How angry I grew at my body. I am a woman. I should be able to create, and protect these precious unborn babies. I found solace in a book, that I felt was written about me. Dr. Alan Beer, the pioneer of Reproductive Immunology, wrote, “Is Your Body Baby Friendly?” and I lived and breathed it.
I began to realize that I was an experiment. Shady Grove didn’t want me. I wasn’t classified as infertile. Though I was pressured to do IVF, it wouldn’t help someone like me. I could make the baby.

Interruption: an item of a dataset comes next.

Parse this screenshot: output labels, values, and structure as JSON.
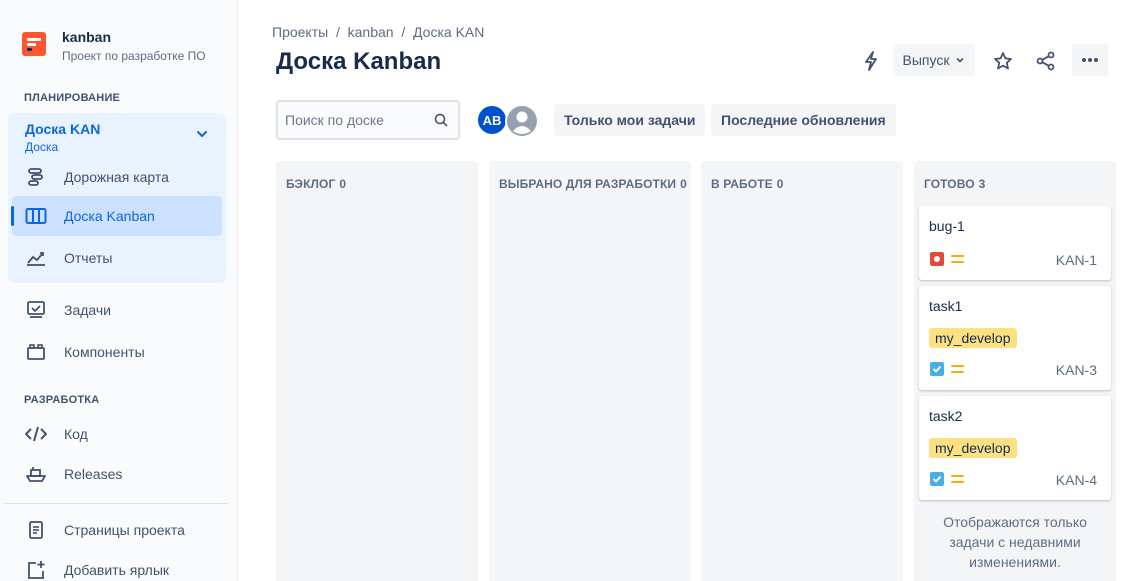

There are five doctors in the United States that were willing to put in the work. To go against the medical grain and help women like me carry a child to term. Thankfully, one of them was located in Washington, DC. After almost a year on the waitlist, I got my call for my initial consult. As if the stars aligned, I also learned that another mother right here in Embrey Mill used this doctor to treat similar issues, and she was able to bring home twin boys, who have now become very close friends of ours. For the first time, I had hope, and having her support helped me make it through the most stressful time of my life.
When my RI finally gave my husband and I her permission to begin trying to get pregnant, we were afraid. To suppress this autoimmune response, especially in a COVID-ridden environment, was dangerous and untraditional, but my husband and I felt that our journey was not yet finished.
On the second month of tracking ovulation, we found out we were pregnant with twins. Unfortunately, Matthew’s twin didn’t make it past the first trimester. The natural killer cells won that battle, and my treatment needed to become more intense if we wanted to save our remaining twin.
Weekly lab work and monitoring, daily injections, and a pill pack filled with medication became routine for me. I will admit there is no joy in pregnancy after loss. I’m beginning to accept that every tear I’ve shed, every hospital stay, every dollar spent, and every doctor seen was worth it.
After years of my own advocating, therapy, prayer, blood draws and medication, I still have to pinch myself as a reminder that this is reality. Matthew is here, and my family is finally complete. Matthew is my reminder that motherhood is not just a distant dream, but a final destination, and that the journey may be treacherous, but it is achievable. Through all of the doubt, our faith persevered and we brought Matthew home, at last.